( 17 novembre, 2019 )

Médecine et thyroïde

Comme d’habitude, je vais jouer l’avocat du Diable et lancer une piqûre de rappel.

Doit-on passer par un traitement de substitution obligatoirement ?

Actuellement on assiste depuis la mise sur le marché de la NF à des arrêts brutaux des traitements pouvant conduire à des symptômes irréversibles.

Rappelons qu’un dysfonctionnement thyroïdien en particulier hypothyroïdie peut nécessiter la prescription d’une hormone de substitution que beaucoup nomment « Levo » ( qui n’est que le nom de la marque).

Dans la réalité, il existe une molécule «  la thyroxine » à laquelle les laboratoires vont ajouter des excipients : lactose, mannitol, alcool, gélatine, sterate de magnésium etc

Chacun fait sa cuisine, ajoutant ou retirant un de ces excipients. Il n’en demeure pas moins que le traitement pour la thyroïde est une hormone de synthèse et que ces excipients ne sont là que pour stabiliser la molécule.

Seulement, certains peuvent avoir une teneur très allergène et le malade ne va pas le supporter, ce qui fut le cas pour la NF.

On peut se demander pourquoi changer un médicament qui ne posait pas de soucis avant.

Sur certains groupes on peut lire que certains praticiens affirment à leurs patients qu’il n’y aura plus en 2020 qu’un seul traitement pour soigner la thyroïde. Encore un mélange entre le médicament ( les comprimés) et la molécule. C’est comme une idée biscornue qui circule, l’alcool dans les gouttes Serb qui favoriseraient l’alcoolisme ! Il faut stopper les âneries. Depuis des décennies les bébés nés sans thyroïde prennent des gouttes Serb avec effectivement un excipient « alcool ». Que l’on se rassure, aucune statistique ne montre que cela a généré de futurs alcoolos !

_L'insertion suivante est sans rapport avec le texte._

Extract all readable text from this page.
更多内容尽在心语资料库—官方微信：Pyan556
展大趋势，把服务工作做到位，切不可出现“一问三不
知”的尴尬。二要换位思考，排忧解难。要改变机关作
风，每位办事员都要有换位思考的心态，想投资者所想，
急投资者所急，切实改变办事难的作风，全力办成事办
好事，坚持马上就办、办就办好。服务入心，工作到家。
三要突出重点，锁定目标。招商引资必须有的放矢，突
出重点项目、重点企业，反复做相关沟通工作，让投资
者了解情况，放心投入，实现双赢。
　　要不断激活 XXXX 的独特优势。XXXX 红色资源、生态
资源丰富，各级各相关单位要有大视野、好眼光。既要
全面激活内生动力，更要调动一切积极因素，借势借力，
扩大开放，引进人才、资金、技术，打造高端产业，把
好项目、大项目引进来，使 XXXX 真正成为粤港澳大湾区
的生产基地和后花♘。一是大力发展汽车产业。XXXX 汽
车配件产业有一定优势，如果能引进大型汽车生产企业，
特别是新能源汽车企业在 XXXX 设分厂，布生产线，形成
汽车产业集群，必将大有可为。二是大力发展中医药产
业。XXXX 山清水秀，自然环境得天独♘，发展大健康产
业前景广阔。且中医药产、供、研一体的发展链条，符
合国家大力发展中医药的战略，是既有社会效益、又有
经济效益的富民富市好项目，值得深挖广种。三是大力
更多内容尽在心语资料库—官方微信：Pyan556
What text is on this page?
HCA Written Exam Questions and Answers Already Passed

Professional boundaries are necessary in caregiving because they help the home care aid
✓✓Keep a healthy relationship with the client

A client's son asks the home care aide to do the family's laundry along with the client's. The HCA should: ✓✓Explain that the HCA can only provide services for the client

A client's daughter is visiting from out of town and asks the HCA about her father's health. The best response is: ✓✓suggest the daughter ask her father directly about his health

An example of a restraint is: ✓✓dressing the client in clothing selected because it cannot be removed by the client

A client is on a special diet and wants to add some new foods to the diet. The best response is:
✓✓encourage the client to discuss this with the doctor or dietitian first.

Alors, non ! Les médicaments ne sont pas tous nocifs et surtout, ils sont indispensables lorsque la thyroïde est endommagée comme dans la maladie d’Hashimoto ou simplement enlevée. De plus en plus de personnes arrêtent leur traitement à cause des effets secondaires, mais leur vie peut se retrouver en danger. Cesser un traitement quand on a juste une simple hypothyroïdie liée à un déséquilibre suite à un accouchement, cela reste un choix possible, par contre stopper un traitement à vie, est de l’inconscience. Il existe suffisamment de possibilités de traitements à essayer pour finir par en trouver un qui convient.

S’éloigner des traitements pour réguler sa thyroïde pour se tourner uniquement vers les médecines parallèles est de plus en plus fréquent. Les deux pourtant ne sont pas incompatibles et ne devraient pas l’être. Peu importe pourquoi, comment, cela agit, ce n’est pas le problème ! C’est le résultat qui compte et lui seul, alors si un malade se sent mieux en alliant un traitement homéopathique, l’aide d’une thérapie comme le Reiki, le magnétisme, la méditation, la sophrologie, et la liste est longue, l’important est de tout faire pour aller mieux, car le traitement de substitution à lui seul ne va pas effacer tous les symptômes. Une thyroïde abîmée ne redeviendra jamais « neuve », il faut l’accepter, accepter de vivre avec.